Die deutsche Wiedervereinigung liegt 35 Jahre zurück. Ein Grund zum Feiern – oder doch eher zur kritischen Bestandsaufnahme? Wer genauer hinsieht, erkennt: Die Angleichung zwischen Ost und West ist auch drei Jahrzehnte nach dem historischen Ereignis nicht vollzogen. Im Gegenteil. Ein beträchtlicher Teil der Bevölkerung fühlt sich bis heute ökonomisch, kulturell und politisch abgehängt. Und das nicht nur gefühlt – sondern nachweislich.

Der verpasste Neustart

„Wir hätten die Chance gehabt, ein neues, gemeinsames Deutschland zu gründen“, sagt die Journalistin Marieke Reimann. Stattdessen sei die DDR der Bundesrepublik beigetreten – ein juristischer und symbolischer Akt, der die Machtverhältnisse auf Jahrzehnte festschrieb. Der Westen blieb Norm, der Osten wurde Defizit. Es war, so Reimann, eine „biografische Entwertung“ vieler Lebensläufe: „Die Netzwerke brachen weg, das Vermögen – sofern vorhanden – verlor seinen Wert. Und die Arbeit, die Menschen ihr Leben lang geleistet hatten, galt plötzlich nichts mehr.“

Was folgte, war kein Zusammenwachsen auf Augenhöhe, sondern das Überstülpen westdeutscher Strukturen. Wer in Ostdeutschland aufwuchs, erlebte eine Transformation, die häufig mit sozialem Abstieg, Unsicherheit und einem neuen Gefühl von Machtlosigkeit verbunden war. Heute zeigt sich das in Zahlen: Ostdeutsche verdienen im Schnitt 824 Euro weniger pro Monat als Westdeutsche, sie haben ein halb so hohes Haushaltsvermögen, arbeiten öfter im Niedriglohnsektor und sind deutlich häufiger von Altersarmut bedroht. „Nur zwei Prozent der Erbschaftssteuer in Deutschland werden in den neuen Bundesländern abgerufen“, sagt Reimann. „Das heißt: Als Ostdeutscher erbst du eigentlich nichts.“

Repräsentation, die nicht stattfindet

Hinzu kommt ein strukturelles Ungleichgewicht in der Repräsentation. Obwohl rund ein Viertel der Bevölkerung eine ostdeutsche Biografie hat, finden sich Ostdeutsche kaum in Führungspositionen wieder. In den Geschäftsleitungen überregionaler Medien fast gar nicht. In den 40 DAX-Konzernen gibt es kein einziges Unternehmen mit ostdeutscher Herkunft, von 258 Vorständen hat nur eine Frau ostdeutsche Wurzeln.
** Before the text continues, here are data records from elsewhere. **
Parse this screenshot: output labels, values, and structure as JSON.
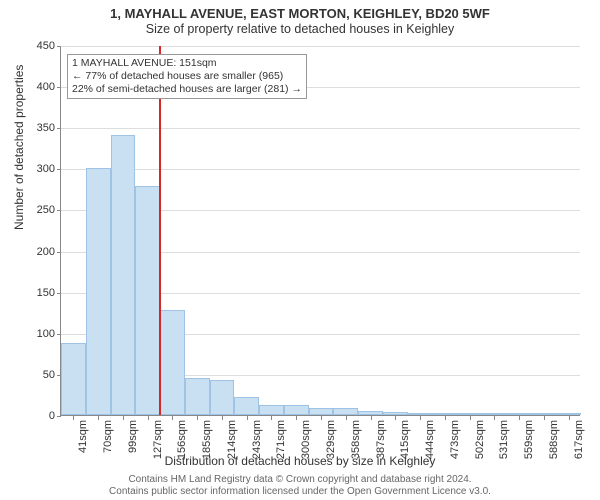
{
  "title": {
    "line1": "1, MAYHALL AVENUE, EAST MORTON, KEIGHLEY, BD20 5WF",
    "line2": "Size of property relative to detached houses in Keighley"
  },
  "chart": {
    "type": "histogram",
    "bar_fill": "#c9dff2",
    "bar_border": "#9ec3e4",
    "grid_color": "#dddddd",
    "axis_color": "#888888",
    "marker_color": "#d62728",
    "background": "#ffffff",
    "ylim": [
      0,
      450
    ],
    "ytick_step": 50,
    "ylabel": "Number of detached properties",
    "xlabel": "Distribution of detached houses by size in Keighley",
    "bins": [
      {
        "label": "41sqm",
        "count": 88
      },
      {
        "label": "70sqm",
        "count": 300
      },
      {
        "label": "99sqm",
        "count": 340
      },
      {
        "label": "127sqm",
        "count": 278
      },
      {
        "label": "156sqm",
        "count": 128
      },
      {
        "label": "185sqm",
        "count": 45
      },
      {
        "label": "214sqm",
        "count": 42
      },
      {
        "label": "243sqm",
        "count": 22
      },
      {
        "label": "271sqm",
        "count": 12
      },
      {
        "label": "300sqm",
        "count": 12
      },
      {
        "label": "329sqm",
        "count": 8
      },
      {
        "label": "358sqm",
        "count": 9
      },
      {
        "label": "387sqm",
        "count": 5
      },
      {
        "label": "415sqm",
        "count": 4
      },
      {
        "label": "444sqm",
        "count": 2
      },
      {
        "label": "473sqm",
        "count": 2
      },
      {
        "label": "502sqm",
        "count": 2
      },
      {
        "label": "531sqm",
        "count": 0
      },
      {
        "label": "559sqm",
        "count": 1
      },
      {
        "label": "588sqm",
        "count": 1
      },
      {
        "label": "617sqm",
        "count": 1
      }
    ],
    "marker_bin_index": 3,
    "annotation": {
      "line1": "1 MAYHALL AVENUE: 151sqm",
      "line2": "← 77% of detached houses are smaller (965)",
      "line3": "22% of semi-detached houses are larger (281) →"
    }
  },
  "footer": {
    "line1": "Contains HM Land Registry data © Crown copyright and database right 2024.",
    "line2": "Contains public sector information licensed under the Open Government Licence v3.0."
  }
}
Selbst ostdeutsche Regionalmedien werden fast ausschließlich von westdeutschen Verlagen betrieben. „Wie kann das sein?“, fragt Reimann. „Nach 35 Jahren gibt es keine ostdeutsche DAX-Zentrale, keine flächendeckende Teilhabe an medialer oder wirtschaftlicher Macht. Wer sich nicht abgebildet fühlt, verliert Vertrauen – und zieht sich zurück.“

Ich wollte immer in überregionalen Medien arbeiten – und dafür musste ich in den Westen.

Marieke Reimann

Das erklärt auch, warum rechtsextreme Parteien wie die AfD im Osten teils erschreckend hohe Wahlergebnisse erzielen – wenngleich Reimann betont, dass Rechtsextremismus ein gesamtdeutsches Problem ist. Die Ursachen lägen auch in westdeutschen Bundesländern, besonders in ländlichen, strukturschwachen Regionen. Doch die fehlende Ansprache durch demokratische Parteien im Osten, das pauschale Stigma und die mediale Stereotypisierung von Ostdeutschen als „abgehängt“ oder „rechts“ verschärften die Lage. „Viele Menschen haben keine Lust mehr, Medien zu konsumieren, in denen sie sich nicht wiederfinden“, so Reimann. „Und sie erleben Parteien, die ihre Themen nicht ernst nehmen.“

Was jetzt geschehen müsste

Was es bräuchte? Eine echte Ansprache auf Augenhöhe. Eine Politik, die ostdeutsche Biografien nicht nur als Quotenmerkmal betrachtet, sondern als Kompetenz anerkennt. Eine Erinnerungskultur, die nicht nur die Diktatur, sondern auch das Alltagsleben in der DDR würdigt – mitsamt Musik, Architektur, Erziehung und Lebenswelt. Und eine gezielte Förderung ostdeutscher Talente in Journalismus, Politik, Wissenschaft und Wirtschaft. Reimann fordert Role Models, Stipendienprogramme, mehr demokratische Bildungsprojekte – gerade in Regionen, in denen rechtsextreme Strukturen zunehmend als soziale Anker funktionieren. „Wir müssen die Zivilgesellschaft stärken – und zwar nicht nur in Berlin, sondern in Bad Doberan, Cottbus oder Görlitz“, sagt sie.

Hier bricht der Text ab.